Non-Farm Productivity in the U.S. failed to expand in Q4 as much as expected coming in at 1.4% instead of 1.6%. There was hope for a larger percentage with the holiday season and recovery from contraction in Q3. Jobless Claims came in just slightly less than expected. Expect tight flows until tomorrow when we get the Employment situation and income data that can gauge how 202 started with all data from January.
What to Watch Today…
- No major events scheduled for today.
Complete Economic Calendar can be found here.

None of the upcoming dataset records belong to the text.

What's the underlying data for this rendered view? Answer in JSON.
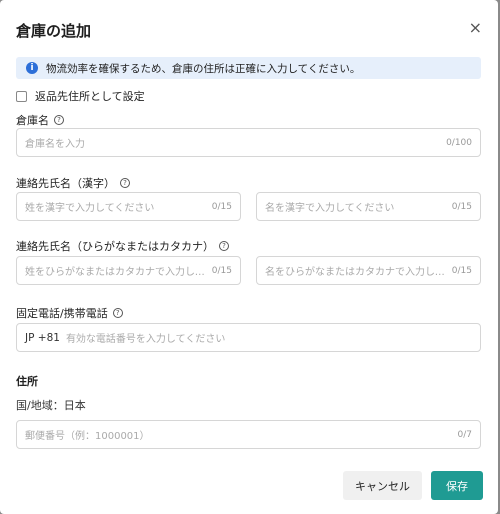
{
  "dialog": {
    "title": "倉庫の追加",
    "close": "×",
    "info": "物流効率を確保するため、倉庫の住所は正確に入力してください。",
    "return_checkbox_label": "返品先住所として設定"
  },
  "warehouse_name": {
    "label": "倉庫名",
    "placeholder": "倉庫名を入力",
    "count": "0/100"
  },
  "contact_kanji": {
    "label": "連絡先氏名（漢字）",
    "last_placeholder": "姓を漢字で入力してください",
    "last_count": "0/15",
    "first_placeholder": "名を漢字で入力してください",
    "first_count": "0/15"
  },
  "contact_kana": {
    "label": "連絡先氏名（ひらがなまたはカタカナ）",
    "last_placeholder": "姓をひらがなまたはカタカナで入力してく…",
    "last_count": "0/15",
    "first_placeholder": "名をひらがなまたはカタカナで入力してく…",
    "first_count": "0/15"
  },
  "phone": {
    "label": "固定電話/携帯電話",
    "prefix": "JP +81",
    "placeholder": "有効な電話番号を入力してください"
  },
  "address": {
    "heading": "住所",
    "country": "国/地域：日本",
    "postal_placeholder": "郵便番号（例：1000001）",
    "postal_count": "0/7"
  },
  "buttons": {
    "cancel": "キャンセル",
    "save": "保存"
  },
  "colors": {
    "accent": "#1f9b93",
    "info_bg": "#e6effb",
    "info_icon": "#2d6fd8"
  }
}
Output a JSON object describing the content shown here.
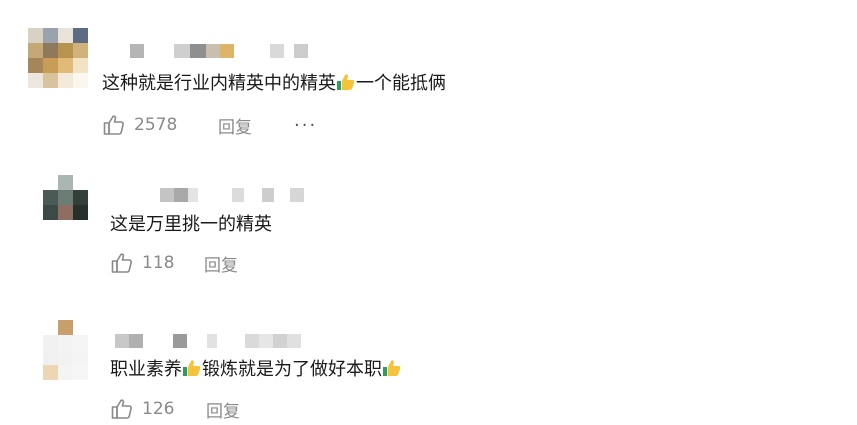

The Euro could not solidify its gains from the return to risk-appetite since economic indicators are once more affecting the outlook for growth. It is clear that global demand and manufacturing declines are serious factors holding back the German economy from growing as Factory Orders for December shocked with a (2.1%) contraction when it was estimated to expand by 0.6%.
This situation represents the biggest drop in a decade and gives major weight to the impact that 2019 had on the Euro-bloc’s largest economy. We continue the analysis of the major member nation economies tomorrow with Industrial Production and Sales indicators. They shall give further insight into the end of last year.
The Pound continues its weak run this week characterized by growing worry over how exactly the transition period will be handled by the U.K. The economy still faces some uncertainty even as some indicators tried to point at an upswing experienced since the general election. More importantly, the disposition by the U.K.’s Brexit team seems of defiance, an unwelcome return to gridlock over major issues that also was a theme a few years ago.
Comments from officials in the EU are primarily related to the need for a delay to the deadline in order to avoid a no-deal scenario. One key statement affecting Sterling’s value came from the European Central Bank Chairwoman Christine Lagarde who said there is a risk that Brexit could lead to a bottom on regulation. Alignment and equivalence are what EU members will work towards; we shall see if the Prime Minister’s squad cooperates.